Under article 32 of the Third Geneva Conventions “A protected person’s shall not have anything done to them of such a character as to cause physical suffering or extermination ... the physical suffering or extermination of protected persons in their hands. This prohibition applies not only to murder, torture, corporal punishments, mutilation and medical or scientific experiments not necessitated by the medical treatment.” In September of 2007, FARC jungle rebels executed, at close range, a group of kidnapped Colombian legislators, their bodies desecrated, genitals blown off by multiple bullet blasts.
Article Three of the First Geneva Conventions, prohibiting the taking of hostages, is the more obvious example of the FARC’s violations of the laws of war. The guerrilla outfit has become adept at using kidnappings to fund their ongoing insurgency; thousands of Colombian’s have been taken hostage for ransom to fatten up the FARC’s treasury.
In Article Four of the Third Convention, speaking to the treatment and designation of POW’s, it defines who is covered under their protection, and it specifies that the rights of a prisoner of war are bestowed by his own actions and conduct, “Prisoners of war… are persons belonging to one of the following categories… Members of other militias and members of other volunteer corps, including those of organized resistance movements, belonging to a Party to the conflict and operating in or outside their own territory… being commanded by a person responsible for his subordinates, having a fixed distinctive sign recognizable at a distance, that of carrying arms openly, that of conducting their operations in accordance with the laws and customs of war.” The last two caveats for Geneva protection are problematic for the FARC, terrorism and assassinations as means of legal bellicose action have never been upheld, as they are historically contrary to the laws of war.

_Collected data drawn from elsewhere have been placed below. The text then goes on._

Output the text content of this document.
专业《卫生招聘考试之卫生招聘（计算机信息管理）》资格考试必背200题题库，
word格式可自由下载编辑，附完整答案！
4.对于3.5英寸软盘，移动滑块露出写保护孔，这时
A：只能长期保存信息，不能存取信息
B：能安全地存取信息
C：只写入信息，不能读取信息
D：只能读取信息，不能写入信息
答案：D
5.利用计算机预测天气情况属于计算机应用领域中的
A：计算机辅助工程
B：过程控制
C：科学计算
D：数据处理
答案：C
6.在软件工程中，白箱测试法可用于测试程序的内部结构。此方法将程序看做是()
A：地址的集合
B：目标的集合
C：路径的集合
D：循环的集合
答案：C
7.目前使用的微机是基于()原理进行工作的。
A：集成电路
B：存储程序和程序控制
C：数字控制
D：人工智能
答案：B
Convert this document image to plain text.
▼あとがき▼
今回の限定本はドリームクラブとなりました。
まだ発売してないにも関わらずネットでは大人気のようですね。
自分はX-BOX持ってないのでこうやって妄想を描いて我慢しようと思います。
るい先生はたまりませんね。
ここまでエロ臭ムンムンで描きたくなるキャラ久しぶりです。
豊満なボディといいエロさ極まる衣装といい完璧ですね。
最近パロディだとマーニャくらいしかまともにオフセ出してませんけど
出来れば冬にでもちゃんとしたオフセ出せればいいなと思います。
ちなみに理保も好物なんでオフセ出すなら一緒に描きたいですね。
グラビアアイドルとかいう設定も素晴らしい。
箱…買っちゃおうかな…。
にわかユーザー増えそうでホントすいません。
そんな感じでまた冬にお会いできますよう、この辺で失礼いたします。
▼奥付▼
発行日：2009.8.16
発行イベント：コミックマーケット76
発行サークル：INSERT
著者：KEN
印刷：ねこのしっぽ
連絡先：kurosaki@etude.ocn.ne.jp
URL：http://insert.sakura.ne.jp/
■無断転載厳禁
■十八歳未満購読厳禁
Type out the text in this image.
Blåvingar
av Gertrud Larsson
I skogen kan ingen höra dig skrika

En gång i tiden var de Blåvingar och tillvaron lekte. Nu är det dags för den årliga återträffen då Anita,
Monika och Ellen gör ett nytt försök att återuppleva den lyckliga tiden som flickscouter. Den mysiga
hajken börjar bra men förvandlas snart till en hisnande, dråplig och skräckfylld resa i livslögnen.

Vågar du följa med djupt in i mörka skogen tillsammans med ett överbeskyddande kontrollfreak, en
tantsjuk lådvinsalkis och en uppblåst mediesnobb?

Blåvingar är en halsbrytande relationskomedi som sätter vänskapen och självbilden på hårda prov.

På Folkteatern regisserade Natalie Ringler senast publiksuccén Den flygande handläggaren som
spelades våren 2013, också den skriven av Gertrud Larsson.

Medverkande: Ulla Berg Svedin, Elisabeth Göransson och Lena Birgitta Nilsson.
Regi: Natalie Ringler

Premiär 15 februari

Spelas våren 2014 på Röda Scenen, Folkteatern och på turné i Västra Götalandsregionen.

The jungle guerrilla’s recent history is chequered with violations to proper conduct in a state of war: On September 22, 2007 Colombian security forces were able to dismantle a FARC plot to detonate a ‘horse-bomb’ near a police station in the town of Anori. Days prior to the attempted bombing, the guerrilla had killed three peasants in the same community. In January 2007, the rebels assassinated a councilwoman from the community of San Vicente and her bodyguard. FARC enforcers shot dead two more council members on July 11, 2007. These killings are part of an insurgent assassination doctrine referred to as “Plan Pistola,” “The Gun Plan,” which targets government officials for extortion or murder.
A reasonable question is whether “The Gun Plan” doctrine is compatible with a military institution deserving the protection of the Geneva conventions.